Según los especialistas, todavía está por dirimir el grado de fiabilidad de los usuarios cibernéticos, pero ¿cómo ignorar las opiniones que se difunden en los millones de blogs? «Estamos asistiendo a la emergencia de una economía de la gente, por la gente, para la gente», sostenía C. K. Prahalad, profesor en la Universidad de Michigan y coautor del libro The Future of Competition: Co-Creating Unique Value with Consumers (Harvard Business School Press, Boston, 2004), que considera como un producto de mercado los mismos gestos del gentío, interpretados e introducidos en la producción del artículo.
Howard Rheingold, autor de Smart Mobs: The Next Social Revolution (Basic Books, Cambridge, Mass., 2002), sugiere la posibilidad de que se encuentre en formación un sistema económico hasta ahora desconocido basado en la interacción del consumidor. Un sistema donde se establecería un tú a tú entre empresarios y consumidores o un tanteo inteligente entre la compañía mercantil y la gente en amplia compañía. De hecho, las personas actúan en la red decidiendo sobre la clase de música a consumir y opinando sobre otros temas, aparte de crear compilaciones propias para audiencias millonarias, fuera del circuito de la producción institucionalizada.
A la dictadura de la oferta por parte del capital sucede esta nueva democracia directa y efectiva en forma de gentío. Contra el privilegiado dinamismo de la oferta aparece la acción de las bases, antes supuestamente pasivas y ahora aunadas en la imposición de sus deseos como en los inicios de una revolución del placer.
La batalla por la liberación del deseo en las asambleas del 68 se ha prolongado con el desarrollo de la sociedad de consumo y desemboca hoy en un movimiento social cuando menos se lo esperaba y los téoricos de la cultura —tras haber muerto todos, desde Jacques Lacan a Roland Barthes, desde Marcuse a Bourdieu— estaban presentado su dimisión.

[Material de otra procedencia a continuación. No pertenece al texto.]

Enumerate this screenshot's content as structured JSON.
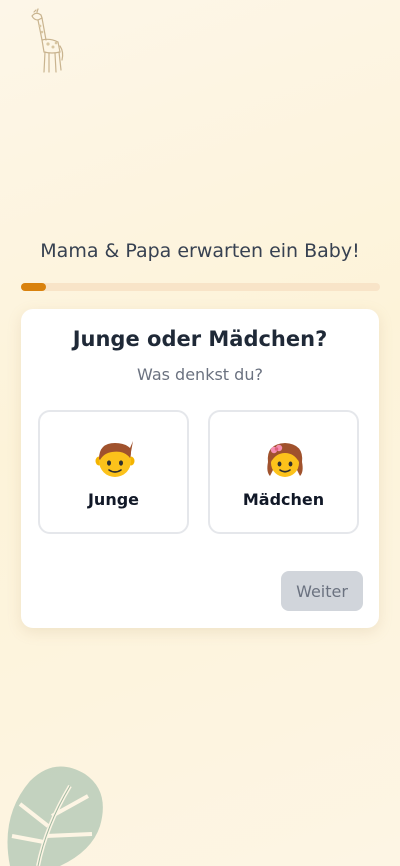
{
  "header": {
    "title": "Mama & Papa erwarten ein Baby!"
  },
  "progress": {
    "value": 0.07,
    "color": "#d9820e"
  },
  "question": {
    "title": "Junge oder Mädchen?",
    "subtitle": "Was denkst du?"
  },
  "options": [
    {
      "label": "Junge",
      "icon": "boy-emoji-icon"
    },
    {
      "label": "Mädchen",
      "icon": "girl-emoji-icon"
    }
  ],
  "actions": {
    "next_label": "Weiter"
  }
}
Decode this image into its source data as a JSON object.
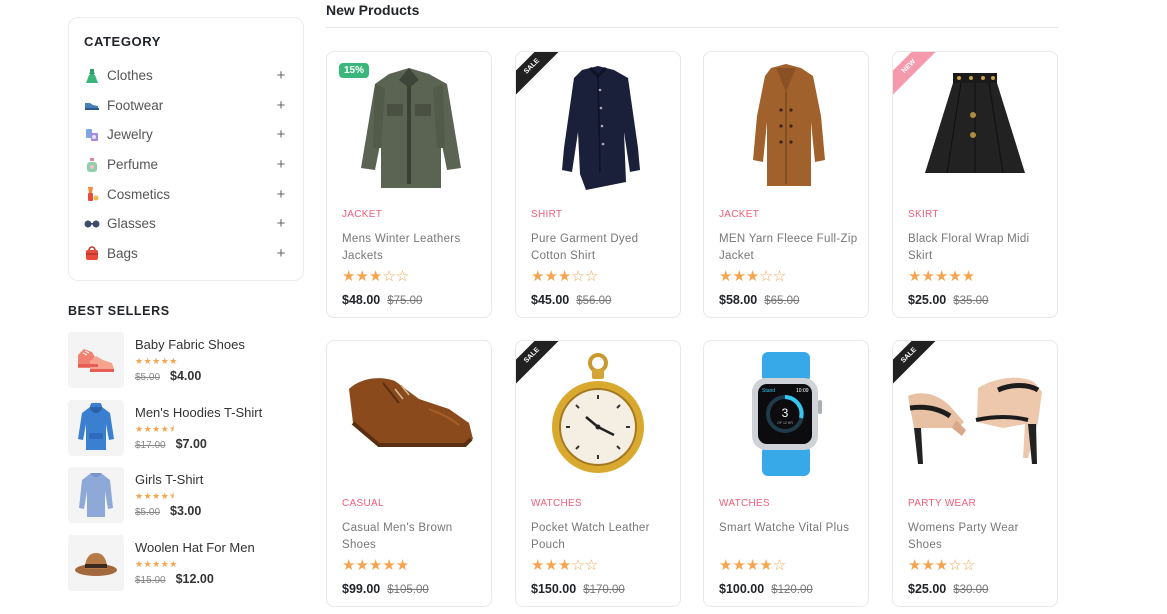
{
  "sidebar": {
    "category_title": "CATEGORY",
    "categories": [
      {
        "label": "Clothes",
        "icon": "dress-icon",
        "expand": "+"
      },
      {
        "label": "Footwear",
        "icon": "shoe-icon",
        "expand": "+"
      },
      {
        "label": "Jewelry",
        "icon": "jewelry-icon",
        "expand": "+"
      },
      {
        "label": "Perfume",
        "icon": "perfume-icon",
        "expand": "+"
      },
      {
        "label": "Cosmetics",
        "icon": "cosmetics-icon",
        "expand": "+"
      },
      {
        "label": "Glasses",
        "icon": "glasses-icon",
        "expand": "+"
      },
      {
        "label": "Bags",
        "icon": "bag-icon",
        "expand": "+"
      }
    ],
    "best_sellers_title": "BEST SELLERS",
    "best_sellers": [
      {
        "name": "Baby Fabric Shoes",
        "stars": "★★★★★",
        "old_price": "$5.00",
        "price": "$4.00",
        "image": "baby-shoes-image"
      },
      {
        "name": "Men's Hoodies T-Shirt",
        "stars": "★★★★⯨",
        "old_price": "$17.00",
        "price": "$7.00",
        "image": "hoodie-image"
      },
      {
        "name": "Girls T-Shirt",
        "stars": "★★★★⯨",
        "old_price": "$5.00",
        "price": "$3.00",
        "image": "tshirt-image"
      },
      {
        "name": "Woolen Hat For Men",
        "stars": "★★★★★",
        "old_price": "$15.00",
        "price": "$12.00",
        "image": "hat-image"
      }
    ]
  },
  "main": {
    "title": "New Products",
    "products": [
      {
        "category": "JACKET",
        "name": "Mens Winter Leathers Jackets",
        "rating": 3,
        "stars": "★★★☆☆",
        "price": "$48.00",
        "old_price": "$75.00",
        "badge": "15%",
        "badge_type": "percent",
        "image": "jacket-image"
      },
      {
        "category": "SHIRT",
        "name": "Pure Garment Dyed Cotton Shirt",
        "rating": 3,
        "stars": "★★★☆☆",
        "price": "$45.00",
        "old_price": "$56.00",
        "badge": "SALE",
        "badge_type": "sale",
        "image": "shirt-image"
      },
      {
        "category": "JACKET",
        "name": "MEN Yarn Fleece Full-Zip Jacket",
        "rating": 3,
        "stars": "★★★☆☆",
        "price": "$58.00",
        "old_price": "$65.00",
        "badge": "",
        "badge_type": "none",
        "image": "coat-image"
      },
      {
        "category": "SKIRT",
        "name": "Black Floral Wrap Midi Skirt",
        "rating": 5,
        "stars": "★★★★★",
        "price": "$25.00",
        "old_price": "$35.00",
        "badge": "NEW",
        "badge_type": "new",
        "image": "skirt-image"
      },
      {
        "category": "CASUAL",
        "name": "Casual Men's Brown Shoes",
        "rating": 5,
        "stars": "★★★★★",
        "price": "$99.00",
        "old_price": "$105.00",
        "badge": "",
        "badge_type": "none",
        "image": "brown-shoe-image"
      },
      {
        "category": "WATCHES",
        "name": "Pocket Watch Leather Pouch",
        "rating": 3,
        "stars": "★★★☆☆",
        "price": "$150.00",
        "old_price": "$170.00",
        "badge": "SALE",
        "badge_type": "sale",
        "image": "pocket-watch-image"
      },
      {
        "category": "WATCHES",
        "name": "Smart Watche Vital Plus",
        "rating": 4,
        "stars": "★★★★☆",
        "price": "$100.00",
        "old_price": "$120.00",
        "badge": "",
        "badge_type": "none",
        "image": "smartwatch-image"
      },
      {
        "category": "PARTY WEAR",
        "name": "Womens Party Wear Shoes",
        "rating": 3,
        "stars": "★★★☆☆",
        "price": "$25.00",
        "old_price": "$30.00",
        "badge": "SALE",
        "badge_type": "sale",
        "image": "heels-image"
      }
    ],
    "smartwatch_screen": {
      "label": "Stand",
      "time": "10:09",
      "value": "3",
      "sub": "OF 12 HR"
    }
  },
  "colors": {
    "accent": "#ee5e7a",
    "star": "#f5a54f",
    "badge_green": "#3bb77e",
    "ribbon_dark": "#212121",
    "ribbon_pink": "#f49aac"
  }
}
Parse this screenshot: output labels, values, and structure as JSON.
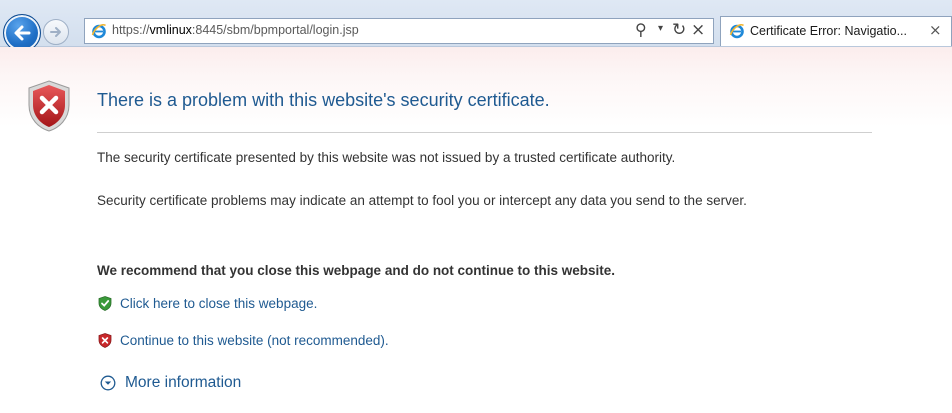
{
  "browser": {
    "address": {
      "url_prefix": "https://",
      "url_host": "vmlinux",
      "url_rest": ":8445/sbm/bpmportal/login.jsp"
    },
    "tab": {
      "title": "Certificate Error: Navigatio...",
      "close_glyph": "×"
    },
    "controls": {
      "search_glyph": "⚲",
      "dropdown_glyph": "▾",
      "refresh_glyph": "↻",
      "stop_glyph": "×"
    }
  },
  "page": {
    "title": "There is a problem with this website's security certificate.",
    "paragraph1": "The security certificate presented by this website was not issued by a trusted certificate authority.",
    "paragraph2": "Security certificate problems may indicate an attempt to fool you or intercept any data you send to the server.",
    "recommendation": "We recommend that you close this webpage and do not continue to this website.",
    "close_link": "Click here to close this webpage.",
    "continue_link": "Continue to this website (not recommended).",
    "more_info": "More information"
  },
  "colors": {
    "link": "#1f5a91",
    "shield_red": "#c8282b",
    "ok_green": "#3a9a3a"
  },
  "icons": {
    "back": "back-arrow-icon",
    "forward": "forward-arrow-icon",
    "ie": "internet-explorer-icon",
    "shield": "red-shield-x-icon",
    "green_shield": "green-shield-check-icon",
    "red_shield_small": "red-shield-x-small-icon",
    "expand": "expand-chevron-icon"
  }
}
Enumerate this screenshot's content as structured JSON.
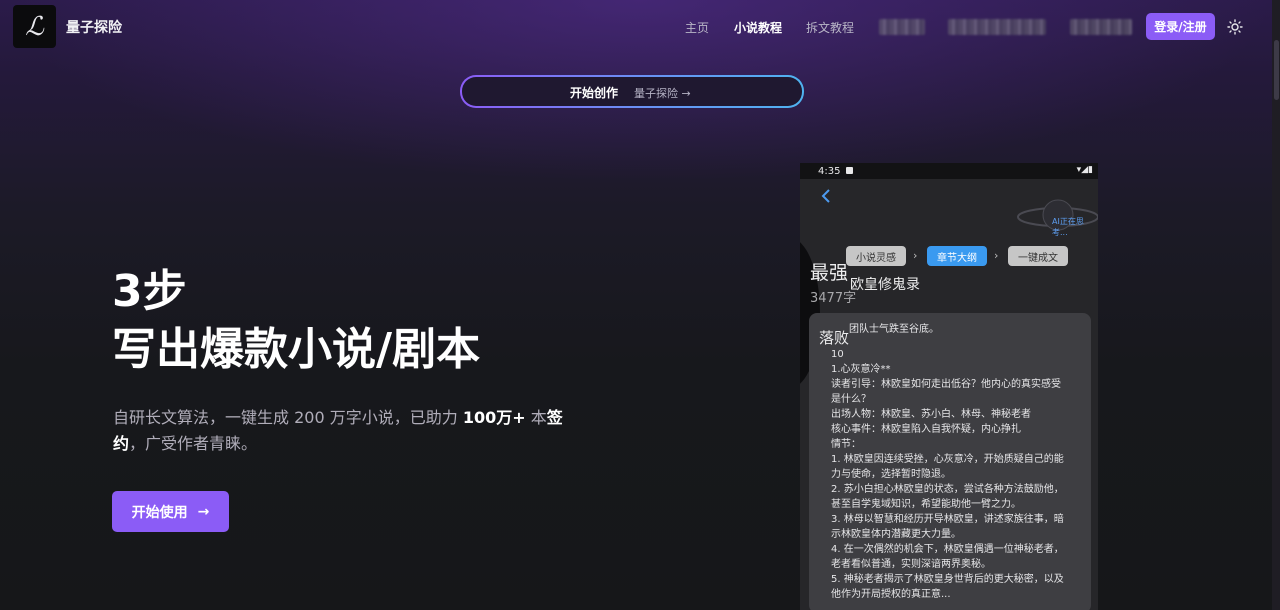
{
  "nav": {
    "logo_glyph": "ℒ",
    "brand": "量子探险",
    "links": [
      "主页",
      "小说教程",
      "拆文教程"
    ],
    "login": "登录/注册",
    "theme_icon": "sun-icon"
  },
  "banner": {
    "main": "开始创作",
    "sub": "量子探险 →"
  },
  "hero": {
    "line1": "3步",
    "line2": "写出爆款小说/剧本",
    "desc_a": "自研长文算法，一键生成 200 万字小说，已助力 ",
    "desc_bold1": "100万+",
    "desc_b": " 本",
    "desc_bold2": "签约",
    "desc_c": "，广受作者青睐。",
    "cta": "开始使用",
    "cta_arrow": "→"
  },
  "phone": {
    "time": "4:35",
    "status_icons": "▾◢▮",
    "thinking": "AI正在思考...",
    "steps": [
      "小说灵感",
      "章节大纲",
      "一键成文"
    ],
    "title": "最强",
    "novel": "欧皇修鬼录",
    "count": "3477字",
    "card_tag": "落败",
    "first_line": "团队士气跌至谷底。",
    "lines": [
      "",
      "",
      "10",
      "1.心灰意冷**",
      "读者引导：林欧皇如何走出低谷？他内心的真实感受",
      "是什么？",
      "出场人物：林欧皇、苏小白、林母、神秘老者",
      "核心事件：林欧皇陷入自我怀疑，内心挣扎",
      "情节：",
      "1. 林欧皇因连续受挫，心灰意冷，开始质疑自己的能",
      "力与使命，选择暂时隐退。",
      "2. 苏小白担心林欧皇的状态，尝试各种方法鼓励他，",
      "甚至自学鬼域知识，希望能助他一臂之力。",
      "3. 林母以智慧和经历开导林欧皇，讲述家族往事，暗",
      "示林欧皇体内潜藏更大力量。",
      "4. 在一次偶然的机会下，林欧皇偶遇一位神秘老者，",
      "老者看似普通，实则深谙两界奥秘。",
      "5. 神秘老者揭示了林欧皇身世背后的更大秘密，以及",
      "他作为开局授权的真正意..."
    ]
  }
}
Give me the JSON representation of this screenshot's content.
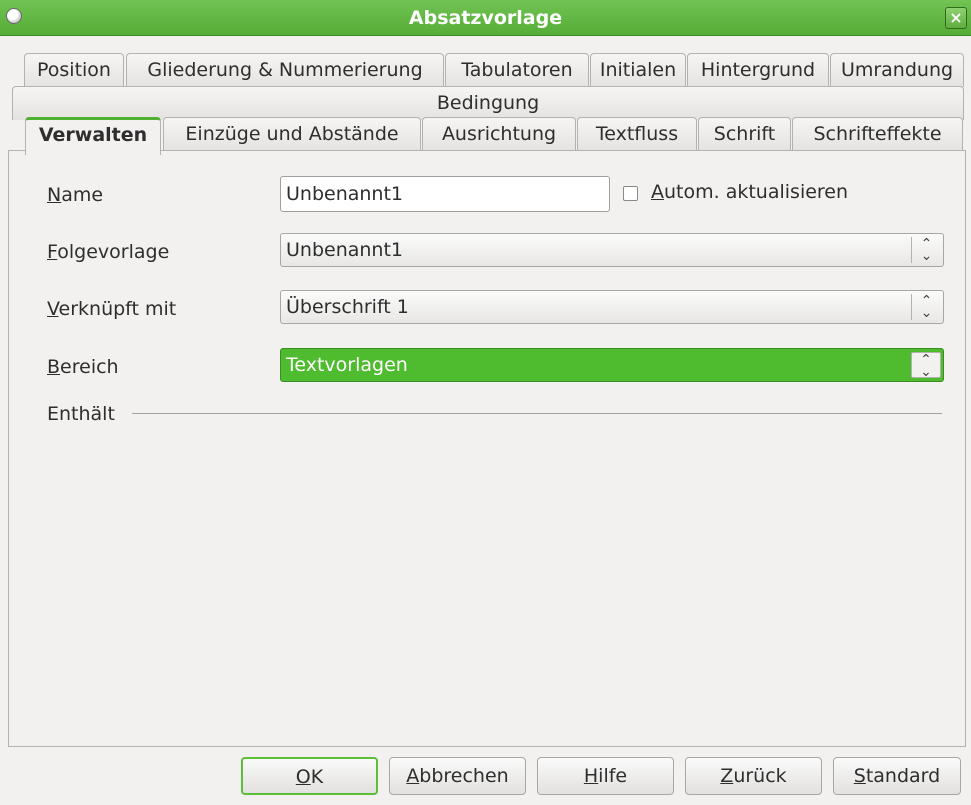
{
  "window": {
    "title": "Absatzvorlage",
    "close_glyph": "×"
  },
  "tabs_row1": [
    "Position",
    "Gliederung & Nummerierung",
    "Tabulatoren",
    "Initialen",
    "Hintergrund",
    "Umrandung"
  ],
  "tabs_row2": [
    "Bedingung"
  ],
  "tabs_row3": [
    "Verwalten",
    "Einzüge und Abstände",
    "Ausrichtung",
    "Textfluss",
    "Schrift",
    "Schrifteffekte"
  ],
  "active_tab": "Verwalten",
  "form": {
    "name": {
      "mnemonic": "N",
      "rest": "ame",
      "value": "Unbenannt1"
    },
    "autoupdate": {
      "mnemonic": "A",
      "rest": "utom. aktualisieren",
      "checked": false
    },
    "next_style": {
      "mnemonic": "F",
      "rest": "olgevorlage",
      "value": "Unbenannt1"
    },
    "linked_with": {
      "mnemonic": "V",
      "rest": "erknüpft mit",
      "value": "Überschrift 1"
    },
    "category": {
      "mnemonic": "B",
      "rest": "ereich",
      "value": "Textvorlagen"
    },
    "contains": "Enthält"
  },
  "buttons": {
    "ok": {
      "mnemonic": "O",
      "rest": "K"
    },
    "cancel": {
      "mnemonic": "A",
      "rest": "bbrechen"
    },
    "help": {
      "mnemonic": "H",
      "rest": "ilfe"
    },
    "reset": {
      "mnemonic": "Z",
      "rest": "urück"
    },
    "standard": {
      "mnemonic": "S",
      "rest": "tandard"
    }
  },
  "colors": {
    "accent": "#4fbb2f",
    "titlebar": "#5db73e"
  },
  "icons": {
    "app": "app-globe-icon",
    "close": "close-icon",
    "spin": "up-down-chevron-icon"
  }
}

Si mayo de 1968 fue la fecha en que estudiantes, trabajadores, feministas o anarquistas gestaron demandas de igualdad, equidad y crecientes implicaciones en la gestión del trabajo y la vida, ahora estaríamos ingresando en un tiempo similar aunque sin la política, en una demanda de justicia sin pensamiento social. La época es diferente en contenidos pero pertenece al mismo tipo de olfato. Si entonces la seguridad en las condiciones democráticas permitieron unas reivindicaciones antisistema, ahora el triunfo absoluto del capitalismo, su confusión con la misma naturaleza, el descrédito de la democracia, induce a una superación natural, espontánea, deducida de la búsqueda de la satisfacción a través del deslucido ejercicio del consumidor. La superación mediante una transformación sexual que no se llama revolucionaria sino transaccional. Aunque llevada a tal extremo, la transacción deshace las estrategias de que disponía el cuerpo represivo del sistema.
El número de grupos que desestiman la participación política ha aumentado considerablemente, pero no han desestimado la acción. Todo lo contrario. Las numerosas asociaciones y protestas de consumidores que exigen calidad y precio, revolviéndose contra la estafa o la farsa, son paralelas a las protestas altermundistas que, sin proponer otro sistema concreto, exigen un mundo mejor. ¿Qué mundo? ¿Dónde? Lo característico de esta nueva superficie global es que imita el comportamiento de una piel alterada por impulsos, sin programa político; en sintonía con la ideología emocional.